During quiet time I read to the older four from our * coffee table books* We are sticking to a theme a week. Last week was famous composers. Did you know Mozart died at 35 and there is two stories about his death? One is believed he died of fever and the other is that he was murdered by a jealous composure.
This week we are reading on different painters, today we read a story about Monet.

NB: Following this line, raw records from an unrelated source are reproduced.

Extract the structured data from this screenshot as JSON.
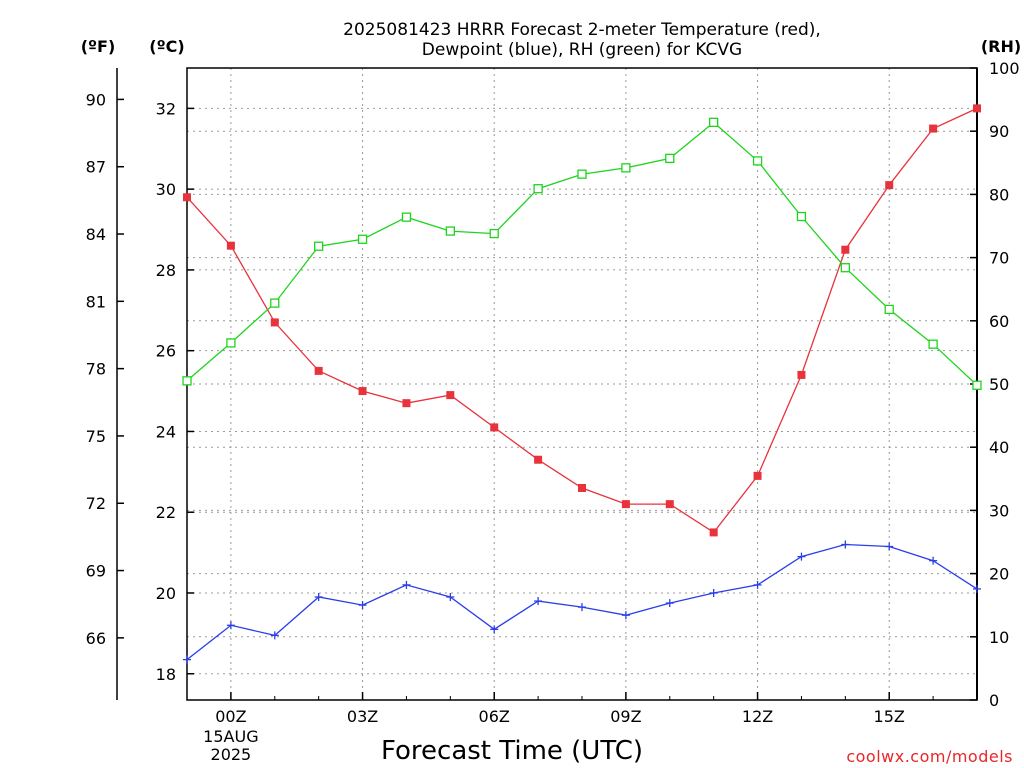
{
  "chart_data": {
    "type": "line",
    "title_lines": [
      "2025081423 HRRR Forecast 2-meter Temperature (red),",
      "Dewpoint (blue), RH (green) for KCVG"
    ],
    "xlabel": "Forecast Time (UTC)",
    "credit": "coolwx.com/models",
    "units": {
      "fahrenheit": "(ºF)",
      "celsius": "(ºC)",
      "rh": "(RH)"
    },
    "x_ticks": [
      {
        "hour": 0,
        "label": "00Z",
        "sub": [
          "15AUG",
          "2025"
        ]
      },
      {
        "hour": 3,
        "label": "03Z"
      },
      {
        "hour": 6,
        "label": "06Z"
      },
      {
        "hour": 9,
        "label": "09Z"
      },
      {
        "hour": 12,
        "label": "12Z"
      },
      {
        "hour": 15,
        "label": "15Z"
      }
    ],
    "xlim": [
      -1,
      17
    ],
    "ylim_c": [
      17.35,
      33.0
    ],
    "ylim_rh": [
      0,
      100
    ],
    "celsius_ticks": [
      18,
      20,
      22,
      24,
      26,
      28,
      30,
      32
    ],
    "fahrenheit_ticks": [
      66,
      69,
      72,
      75,
      78,
      81,
      84,
      87,
      90
    ],
    "rh_ticks": [
      0,
      10,
      20,
      30,
      40,
      50,
      60,
      70,
      80,
      90,
      100
    ],
    "grid": true,
    "x": [
      -1,
      0,
      1,
      2,
      3,
      4,
      5,
      6,
      7,
      8,
      9,
      10,
      11,
      12,
      13,
      14,
      15,
      16,
      17
    ],
    "series": [
      {
        "key": "temperature",
        "color": "#e8323c",
        "marker": "filled-square",
        "axis": "celsius",
        "values": [
          29.8,
          28.6,
          26.7,
          25.5,
          25.0,
          24.7,
          24.9,
          24.1,
          23.3,
          22.6,
          22.2,
          22.2,
          21.5,
          22.9,
          25.4,
          28.5,
          30.1,
          31.5,
          32.0
        ]
      },
      {
        "key": "dewpoint",
        "color": "#2a3ee8",
        "marker": "plus",
        "axis": "celsius",
        "values": [
          18.35,
          19.2,
          18.95,
          19.9,
          19.7,
          20.2,
          19.9,
          19.1,
          19.8,
          19.65,
          19.45,
          19.75,
          20.0,
          20.2,
          20.9,
          21.2,
          21.15,
          20.8,
          20.1
        ]
      },
      {
        "key": "rh",
        "color": "#1ed41e",
        "marker": "open-square",
        "axis": "rh",
        "values": [
          50.5,
          56.5,
          62.8,
          71.8,
          72.9,
          76.4,
          74.2,
          73.8,
          80.9,
          83.2,
          84.2,
          85.7,
          91.4,
          85.3,
          76.5,
          68.4,
          61.8,
          56.3,
          49.8
        ]
      }
    ]
  }
}
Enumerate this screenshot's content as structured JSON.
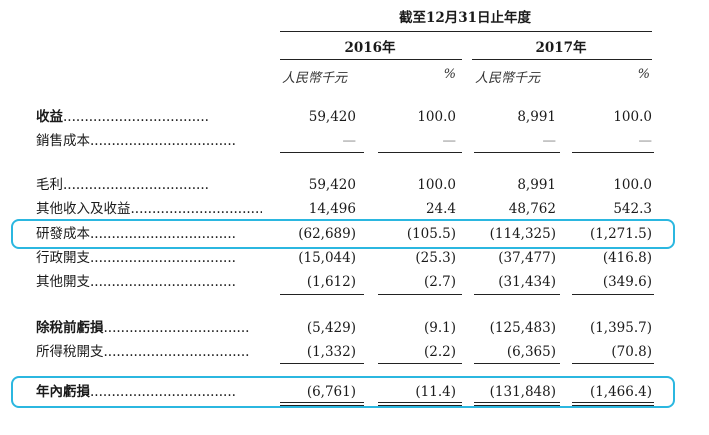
{
  "header": {
    "period_title": "截至12月31日止年度",
    "year_2016": "2016年",
    "year_2017": "2017年",
    "unit_rmb": "人民幣千元",
    "unit_pct": "%"
  },
  "rows": [
    {
      "label": "收益",
      "dots": "..................................",
      "v1": "59,420",
      "p1": "100.0",
      "v2": "8,991",
      "p2": "100.0"
    },
    {
      "label": "銷售成本",
      "dots": "..................................",
      "v1": "—",
      "p1": "—",
      "v2": "—",
      "p2": "—"
    },
    {
      "label": "毛利",
      "dots": "..................................",
      "v1": "59,420",
      "p1": "100.0",
      "v2": "8,991",
      "p2": "100.0"
    },
    {
      "label": "其他收入及收益",
      "dots": "..................................",
      "v1": "14,496",
      "p1": "24.4",
      "v2": "48,762",
      "p2": "542.3"
    },
    {
      "label": "研發成本",
      "dots": "..................................",
      "v1": "(62,689)",
      "p1": "(105.5)",
      "v2": "(114,325)",
      "p2": "(1,271.5)"
    },
    {
      "label": "行政開支",
      "dots": "..................................",
      "v1": "(15,044)",
      "p1": "(25.3)",
      "v2": "(37,477)",
      "p2": "(416.8)"
    },
    {
      "label": "其他開支",
      "dots": "..................................",
      "v1": "(1,612)",
      "p1": "(2.7)",
      "v2": "(31,434)",
      "p2": "(349.6)"
    },
    {
      "label": "除稅前虧損",
      "dots": "..................................",
      "v1": "(5,429)",
      "p1": "(9.1)",
      "v2": "(125,483)",
      "p2": "(1,395.7)"
    },
    {
      "label": "所得稅開支",
      "dots": "..................................",
      "v1": "(1,332)",
      "p1": "(2.2)",
      "v2": "(6,365)",
      "p2": "(70.8)"
    },
    {
      "label": "年內虧損",
      "dots": "..................................",
      "v1": "(6,761)",
      "p1": "(11.4)",
      "v2": "(131,848)",
      "p2": "(1,466.4)"
    }
  ],
  "colors": {
    "highlight": "#2bb7e0",
    "text": "#1a1a1a"
  }
}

After all our schooling was done the boys headed outside with hammers and a box of nail to build a fort, while Natalie and I made chili together. I am sure enjoying this age with her. She is such a nice young girl with a soft heart and such a strong desire to serve Jesus. I took her out on a date Saturday night just me and her. While we sipped on our drinks she says " you know whats depressing mom? Polly Pocket has no babies" Oh she makes me smile. After our coffee we went to the bookstore where she picked out a book about kittens. I was impressed at her diligence to read the whole book.
Her and I also spent some time decorating the girls bedroom for Valentines day. We cut out hearts and hung them all through the bedroom.
It is never a waste of time to invest in your children. Whether they are 5 or 50, today is the day to chase after their hearts and win them for the glory of God.
Praise God who gives us the gift of children and makes our lives sweeter on earth with their presence.

Friday, February 5, 2010

Love never fails....


“I am patient with you because I love you and want to forgive you.
I am kind to you because I love you and want to help you.
I do not envy your possessions or your gifts because I love you
and want you to have the best.
I do not boast about my attainments because I love you and want to hear about yours.
I am not proud because I love you and want to esteem you before myself.
I am not rude because I love you and care about your feelings.
I am not self-seeking because I love you and want to meet your needs.
I am not easily angered by you because I love you and want to overlook your offenses.
I do not keep a record of your wrongs because I love you,
and ‘love covers a multitude of sins.’ “





When I have learnt to love God better than my earthly dearest, I shall love my earthly dearest better than I do now.